Formula for calculating the total interest payable over the life of a loan wondering if someone can help a non-mathematician out.
I am looking for the formula for calculating the total interest payable over the life of a loan.
Given that we know:
P: Principal (amount) of loan

R: The monthly repayments on the loan

T: The term of the loan (i.e. the number of repayments)

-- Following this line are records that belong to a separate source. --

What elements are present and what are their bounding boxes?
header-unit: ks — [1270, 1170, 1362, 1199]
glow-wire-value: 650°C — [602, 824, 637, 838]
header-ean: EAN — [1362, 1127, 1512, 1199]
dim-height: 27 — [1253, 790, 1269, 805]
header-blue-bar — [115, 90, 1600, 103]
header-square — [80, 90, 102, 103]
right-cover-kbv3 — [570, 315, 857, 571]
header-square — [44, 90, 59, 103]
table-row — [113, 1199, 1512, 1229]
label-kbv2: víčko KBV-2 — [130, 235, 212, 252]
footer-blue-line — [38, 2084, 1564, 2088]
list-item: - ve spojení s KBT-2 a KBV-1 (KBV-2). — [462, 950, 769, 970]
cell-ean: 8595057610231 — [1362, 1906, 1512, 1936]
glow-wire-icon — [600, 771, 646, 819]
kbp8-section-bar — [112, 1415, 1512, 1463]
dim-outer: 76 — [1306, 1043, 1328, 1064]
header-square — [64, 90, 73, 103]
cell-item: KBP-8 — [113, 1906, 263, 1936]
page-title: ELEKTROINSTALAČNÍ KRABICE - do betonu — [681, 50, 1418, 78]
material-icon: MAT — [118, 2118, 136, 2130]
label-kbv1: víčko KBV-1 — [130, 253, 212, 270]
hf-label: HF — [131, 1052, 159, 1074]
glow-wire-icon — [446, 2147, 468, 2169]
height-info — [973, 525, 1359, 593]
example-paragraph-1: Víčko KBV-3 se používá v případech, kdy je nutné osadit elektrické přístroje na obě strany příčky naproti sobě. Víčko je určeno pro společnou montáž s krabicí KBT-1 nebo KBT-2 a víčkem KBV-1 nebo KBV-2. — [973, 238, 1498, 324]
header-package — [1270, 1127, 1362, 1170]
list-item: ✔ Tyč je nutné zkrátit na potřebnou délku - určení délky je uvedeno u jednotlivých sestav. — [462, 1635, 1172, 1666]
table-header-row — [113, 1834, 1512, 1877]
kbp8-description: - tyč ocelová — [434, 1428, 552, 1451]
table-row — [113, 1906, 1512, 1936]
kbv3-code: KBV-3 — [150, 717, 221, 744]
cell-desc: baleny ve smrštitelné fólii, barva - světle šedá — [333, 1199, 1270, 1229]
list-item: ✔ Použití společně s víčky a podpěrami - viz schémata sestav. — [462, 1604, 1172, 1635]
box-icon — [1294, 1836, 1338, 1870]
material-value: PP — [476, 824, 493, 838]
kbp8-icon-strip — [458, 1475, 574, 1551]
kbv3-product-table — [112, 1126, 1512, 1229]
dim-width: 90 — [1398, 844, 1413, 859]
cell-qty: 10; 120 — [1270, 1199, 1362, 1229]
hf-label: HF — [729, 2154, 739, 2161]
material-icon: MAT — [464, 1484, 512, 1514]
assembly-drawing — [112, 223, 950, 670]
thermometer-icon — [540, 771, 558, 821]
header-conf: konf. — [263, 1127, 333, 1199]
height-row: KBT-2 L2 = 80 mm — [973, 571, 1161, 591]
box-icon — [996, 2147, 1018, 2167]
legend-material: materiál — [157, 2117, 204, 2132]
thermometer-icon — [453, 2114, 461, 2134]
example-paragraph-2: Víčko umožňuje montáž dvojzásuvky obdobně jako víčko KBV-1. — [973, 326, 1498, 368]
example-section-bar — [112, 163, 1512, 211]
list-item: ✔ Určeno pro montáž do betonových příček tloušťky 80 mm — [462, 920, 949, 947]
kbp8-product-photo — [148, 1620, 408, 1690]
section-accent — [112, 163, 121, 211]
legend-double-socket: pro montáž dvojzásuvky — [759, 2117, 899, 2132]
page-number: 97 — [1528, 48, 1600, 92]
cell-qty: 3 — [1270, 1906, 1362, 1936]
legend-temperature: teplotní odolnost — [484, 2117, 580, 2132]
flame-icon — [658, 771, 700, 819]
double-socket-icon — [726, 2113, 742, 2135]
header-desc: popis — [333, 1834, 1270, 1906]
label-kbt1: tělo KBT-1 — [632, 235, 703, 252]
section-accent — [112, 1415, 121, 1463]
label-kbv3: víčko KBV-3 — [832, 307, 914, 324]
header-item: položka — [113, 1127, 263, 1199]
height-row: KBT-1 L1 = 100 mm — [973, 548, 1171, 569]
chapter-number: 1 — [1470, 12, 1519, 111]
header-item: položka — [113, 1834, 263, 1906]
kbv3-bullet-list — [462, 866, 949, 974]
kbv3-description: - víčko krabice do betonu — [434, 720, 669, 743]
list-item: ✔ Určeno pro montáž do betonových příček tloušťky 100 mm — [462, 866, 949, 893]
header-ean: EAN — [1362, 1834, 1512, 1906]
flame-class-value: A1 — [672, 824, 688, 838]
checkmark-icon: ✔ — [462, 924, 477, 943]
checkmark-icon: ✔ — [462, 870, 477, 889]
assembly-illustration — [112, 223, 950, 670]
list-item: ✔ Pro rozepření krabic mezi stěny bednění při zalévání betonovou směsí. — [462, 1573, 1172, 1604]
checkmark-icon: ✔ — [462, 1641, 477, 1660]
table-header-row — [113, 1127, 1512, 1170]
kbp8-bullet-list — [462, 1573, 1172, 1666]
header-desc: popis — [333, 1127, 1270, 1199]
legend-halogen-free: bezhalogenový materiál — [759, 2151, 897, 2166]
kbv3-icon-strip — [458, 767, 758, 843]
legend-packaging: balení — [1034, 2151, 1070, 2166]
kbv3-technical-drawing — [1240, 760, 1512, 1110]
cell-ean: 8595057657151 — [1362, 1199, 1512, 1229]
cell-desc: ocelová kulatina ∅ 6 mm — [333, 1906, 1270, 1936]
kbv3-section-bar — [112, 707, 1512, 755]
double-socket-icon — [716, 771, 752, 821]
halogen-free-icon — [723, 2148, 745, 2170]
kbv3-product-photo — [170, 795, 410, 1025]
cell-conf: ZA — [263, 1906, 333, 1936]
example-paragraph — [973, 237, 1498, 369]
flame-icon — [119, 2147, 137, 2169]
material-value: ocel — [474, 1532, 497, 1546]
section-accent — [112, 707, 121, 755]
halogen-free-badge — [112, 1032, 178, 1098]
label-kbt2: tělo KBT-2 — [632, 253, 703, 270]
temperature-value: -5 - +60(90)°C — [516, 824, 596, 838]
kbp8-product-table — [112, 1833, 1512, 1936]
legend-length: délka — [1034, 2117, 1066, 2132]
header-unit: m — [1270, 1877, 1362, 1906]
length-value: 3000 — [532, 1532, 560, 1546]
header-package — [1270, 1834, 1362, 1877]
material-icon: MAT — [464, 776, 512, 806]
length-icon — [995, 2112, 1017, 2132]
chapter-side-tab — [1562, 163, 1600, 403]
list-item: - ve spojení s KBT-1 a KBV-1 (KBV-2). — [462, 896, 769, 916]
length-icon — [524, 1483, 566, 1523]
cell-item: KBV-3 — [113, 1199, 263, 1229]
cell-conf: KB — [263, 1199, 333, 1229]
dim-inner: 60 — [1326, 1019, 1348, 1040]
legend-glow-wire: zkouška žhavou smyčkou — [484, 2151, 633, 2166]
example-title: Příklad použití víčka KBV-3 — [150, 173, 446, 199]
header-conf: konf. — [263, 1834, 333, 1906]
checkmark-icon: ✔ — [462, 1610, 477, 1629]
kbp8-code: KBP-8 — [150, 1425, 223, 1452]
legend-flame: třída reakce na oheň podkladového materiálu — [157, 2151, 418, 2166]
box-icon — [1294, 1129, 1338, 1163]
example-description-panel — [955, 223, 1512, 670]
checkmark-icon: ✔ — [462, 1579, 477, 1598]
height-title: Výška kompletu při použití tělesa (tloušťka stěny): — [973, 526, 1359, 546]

r: The annual interest rate

Assume that interest is accrued monthly and that repayments are made in arrears (at the end of each loan period).
 A: If you know the monthly payment and the number of payments, the total of payments is $RT$, so the total interest you pay is $RT-P$.  The fact that the interest is accrued monthly and payments are made in arrears only go into calculating the payment from the interest rate, which has already been done for us.
A: "If you know the monthly payment and the number of payments, the total of payments is RT, so 
the total interest you pay is RT−P. The fact that the interest is accrued monthly and payments are made in arrears only go into calculating the payment from the interest rate, which has already been done for us."
Part of Ross's answer must be missing, otherwise it makes no sense. 
RT-P.  Let's say R, monthly payments on loan, are \$1,000.
T, total number of payments is 36.
RT then equals 36,000, minus the Principal, which is \$36,000 = \$0.  So, you're paying $0 in interest, and you've factored in the interest rate nowhere. Great!
A: You said Given that we know:
P: Principal (amount) of loan
R: The monthly repayments on the loan
T: The term of the loan (i.e. the number of repayments)
r: The annual interest rate
On a \$50,000 loan at an interest rate of 8% for 5 years, then your monthly payment is \$1013.82 each month for 60 months.
You then multiply \$1013.82 x 60 payments to determine you will pay \$60,829.20 over the life of the loan.
By subtracting your original loan amount of \$50,000 (P) from \$60,829.20 (RT) you will see that over the life of the loan you will pay \$10,829.20 in total interest.